What are the restrictions placed on a Cinnabon franchisee when executing a Site Agreement?
Cinnabon Franchise · 2025 FDDAnswer from 2025 FDD Document
in, and any other additional documents you were required to sign with the Site Agreement, either: (i) after we sign this Agreement if we have identified the Accepted Location before we sign this Agreement, or (ii) immediately following the date we accept the location after we sign this Agreement. We may charge you a Lease Documentation Late Fee if you fail to timely provide the Site Agreement within 15 days after its execution. The "Lease Documentation Late Fee" shall be $500 per month (or partial month) from the due date for providing the Site Agreement until the date it is delivered. Before you sign the Site Agreement, you must ensure that it meets the requirements of this Section 5.4. We will have the right, but not the obligation, to review your Site Agreement prior to its execution to verify its compliance with this Section 5.4.
- B. Site Agreement Restrictions. If you execute a Site Agreement, (i) you may not create any obligations on our behalf, grant any rights adverse to our rights, or agree to any other term that is inconsistent with any term of this Agreement; (ii) you must duly and timely perform all terms under the Site Agreement; and (iii) except as otherwise provided in this Agreement, you may not assign, encumber, or transfer the Site Agreement, or sublet all or any part of the Accepted Location, without our prior written approval, which approval will not be unreasonably withheld.
Source: Item 23 — Receipts (FDD pages 114–399)
What This Means (2025 FDD)
According to Cinnabon's 2025 Franchise Disclosure Document, a franchisee faces several restrictions when executing a Site Agreement. The franchisee cannot create any obligations on Cinnabon's behalf, grant rights adverse to Cinnabon's rights, or agree to any term inconsistent with the Franchise Agreement. The franchisee must also perform all terms under the Site Agreement in a timely manner. Furthermore, the franchisee cannot assign, encumber, or transfer the Site Agreement, or sublet any part of the location without Cinnabon's prior written approval, which will not be unreasonably withheld.

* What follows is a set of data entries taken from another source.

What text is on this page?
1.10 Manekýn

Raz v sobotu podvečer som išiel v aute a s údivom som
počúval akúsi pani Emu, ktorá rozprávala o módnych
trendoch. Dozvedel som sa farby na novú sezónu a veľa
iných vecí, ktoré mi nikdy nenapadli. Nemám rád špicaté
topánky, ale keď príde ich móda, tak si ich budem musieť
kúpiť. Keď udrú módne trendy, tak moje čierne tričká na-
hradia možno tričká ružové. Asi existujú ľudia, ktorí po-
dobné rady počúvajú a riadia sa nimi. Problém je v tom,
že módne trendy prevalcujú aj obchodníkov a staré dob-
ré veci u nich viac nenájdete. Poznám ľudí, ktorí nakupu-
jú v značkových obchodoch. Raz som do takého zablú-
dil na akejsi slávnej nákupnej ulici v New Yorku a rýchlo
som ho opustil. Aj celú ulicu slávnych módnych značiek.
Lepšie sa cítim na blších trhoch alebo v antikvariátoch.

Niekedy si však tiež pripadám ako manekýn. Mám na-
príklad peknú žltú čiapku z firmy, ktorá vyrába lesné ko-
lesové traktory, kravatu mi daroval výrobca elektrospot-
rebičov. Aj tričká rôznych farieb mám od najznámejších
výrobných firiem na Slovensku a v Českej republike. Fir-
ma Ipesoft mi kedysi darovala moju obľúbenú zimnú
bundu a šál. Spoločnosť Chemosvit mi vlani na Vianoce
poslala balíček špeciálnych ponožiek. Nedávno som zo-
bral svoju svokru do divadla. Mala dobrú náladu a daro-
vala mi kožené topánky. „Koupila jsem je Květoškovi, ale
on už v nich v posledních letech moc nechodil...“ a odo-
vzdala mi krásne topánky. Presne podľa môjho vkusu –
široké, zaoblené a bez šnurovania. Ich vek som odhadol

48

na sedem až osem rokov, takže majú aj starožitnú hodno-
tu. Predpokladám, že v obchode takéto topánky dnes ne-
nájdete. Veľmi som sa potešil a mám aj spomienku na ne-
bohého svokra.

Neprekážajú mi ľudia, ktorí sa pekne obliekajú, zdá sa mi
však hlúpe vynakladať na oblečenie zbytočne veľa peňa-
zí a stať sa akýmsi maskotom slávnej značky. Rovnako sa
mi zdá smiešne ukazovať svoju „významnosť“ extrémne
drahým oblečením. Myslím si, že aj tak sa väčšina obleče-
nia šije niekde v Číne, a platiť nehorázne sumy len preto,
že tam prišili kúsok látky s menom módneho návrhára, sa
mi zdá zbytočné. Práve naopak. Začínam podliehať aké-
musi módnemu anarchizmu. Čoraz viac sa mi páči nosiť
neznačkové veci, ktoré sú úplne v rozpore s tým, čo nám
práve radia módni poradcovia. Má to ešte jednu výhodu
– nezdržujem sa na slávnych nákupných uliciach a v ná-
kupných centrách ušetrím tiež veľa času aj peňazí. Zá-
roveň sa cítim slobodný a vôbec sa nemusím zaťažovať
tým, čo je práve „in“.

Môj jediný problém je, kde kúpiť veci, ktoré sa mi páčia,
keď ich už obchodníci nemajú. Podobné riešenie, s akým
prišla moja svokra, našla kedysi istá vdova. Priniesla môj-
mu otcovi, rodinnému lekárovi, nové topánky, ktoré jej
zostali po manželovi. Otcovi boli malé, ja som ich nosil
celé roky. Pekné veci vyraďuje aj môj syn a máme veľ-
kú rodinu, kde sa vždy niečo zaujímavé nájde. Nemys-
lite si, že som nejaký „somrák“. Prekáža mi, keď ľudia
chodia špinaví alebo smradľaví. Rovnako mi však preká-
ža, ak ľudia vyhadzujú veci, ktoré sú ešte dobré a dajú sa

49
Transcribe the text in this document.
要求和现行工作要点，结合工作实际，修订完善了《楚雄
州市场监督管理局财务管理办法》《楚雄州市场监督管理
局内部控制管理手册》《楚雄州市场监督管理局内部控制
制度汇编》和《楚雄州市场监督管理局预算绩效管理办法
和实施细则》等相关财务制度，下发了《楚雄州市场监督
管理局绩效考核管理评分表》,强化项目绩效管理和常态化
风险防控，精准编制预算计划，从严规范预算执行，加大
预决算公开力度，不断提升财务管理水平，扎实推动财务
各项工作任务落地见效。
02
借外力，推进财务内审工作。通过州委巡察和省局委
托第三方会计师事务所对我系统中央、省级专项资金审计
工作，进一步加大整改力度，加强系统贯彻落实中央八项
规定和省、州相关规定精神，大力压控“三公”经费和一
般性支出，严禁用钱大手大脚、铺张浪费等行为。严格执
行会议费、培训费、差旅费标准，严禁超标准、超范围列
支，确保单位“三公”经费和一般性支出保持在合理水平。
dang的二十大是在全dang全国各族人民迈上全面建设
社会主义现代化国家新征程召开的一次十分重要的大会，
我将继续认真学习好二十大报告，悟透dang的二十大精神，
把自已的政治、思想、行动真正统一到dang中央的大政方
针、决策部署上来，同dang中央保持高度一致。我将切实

Cinnabon requires that all Site Agreements comply with the terms set forth in its Manuals. Franchisees must use commercially reasonable efforts to ensure that all Leases include specific provisions, unless Cinnabon agrees otherwise in writing. These provisions are detailed further in Section 5.4.C of the FDD, but are not included in the provided documentation.
Additionally, any proposed modification, amendment, or renewal of the Site Agreement requires Cinnabon's review and approval before execution. The franchisee must submit a copy of the proposed change, along with the existing Site Agreement, to Cinnabon at least 10 days before the proposed effective date. Cinnabon's review is limited to ensuring compliance with the terms of the Franchise Agreement, and its acceptance will not be unreasonably withheld but may be conditional upon the inclusion of terms acceptable to Cinnabon, including those specified in Section 5.4.C.

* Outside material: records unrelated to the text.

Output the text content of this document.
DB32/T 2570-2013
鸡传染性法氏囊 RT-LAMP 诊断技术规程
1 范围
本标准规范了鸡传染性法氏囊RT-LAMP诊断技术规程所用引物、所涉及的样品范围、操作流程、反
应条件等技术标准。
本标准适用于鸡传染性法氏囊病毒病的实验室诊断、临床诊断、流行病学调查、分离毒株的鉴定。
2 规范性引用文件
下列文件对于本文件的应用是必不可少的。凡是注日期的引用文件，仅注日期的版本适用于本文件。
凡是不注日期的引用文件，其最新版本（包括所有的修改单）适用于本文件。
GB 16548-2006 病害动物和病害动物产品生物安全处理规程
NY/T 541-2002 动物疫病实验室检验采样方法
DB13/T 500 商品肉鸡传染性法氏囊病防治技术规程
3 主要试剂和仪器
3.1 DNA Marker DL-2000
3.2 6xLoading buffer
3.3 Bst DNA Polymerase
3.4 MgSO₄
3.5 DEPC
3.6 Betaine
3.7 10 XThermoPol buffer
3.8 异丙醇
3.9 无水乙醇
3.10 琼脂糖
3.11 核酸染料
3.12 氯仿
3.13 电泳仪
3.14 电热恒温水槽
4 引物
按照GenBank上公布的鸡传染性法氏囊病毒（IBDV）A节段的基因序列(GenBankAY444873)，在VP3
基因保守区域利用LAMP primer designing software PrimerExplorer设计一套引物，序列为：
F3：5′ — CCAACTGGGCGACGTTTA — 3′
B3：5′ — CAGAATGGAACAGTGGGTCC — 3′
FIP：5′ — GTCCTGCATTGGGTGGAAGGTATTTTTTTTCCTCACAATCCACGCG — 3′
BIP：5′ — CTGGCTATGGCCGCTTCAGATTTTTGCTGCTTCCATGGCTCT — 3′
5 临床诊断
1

These restrictions ensure that the Site Agreement aligns with Cinnabon's interests and standards, maintaining uniformity and protecting the brand. Franchisees should carefully review these restrictions and requirements before signing any Site Agreement to avoid potential conflicts or delays. It is also important to note the potential for a Lease Documentation Late Fee of $500 per month if the Site Agreement is not provided to Cinnabon within 15 days of its execution.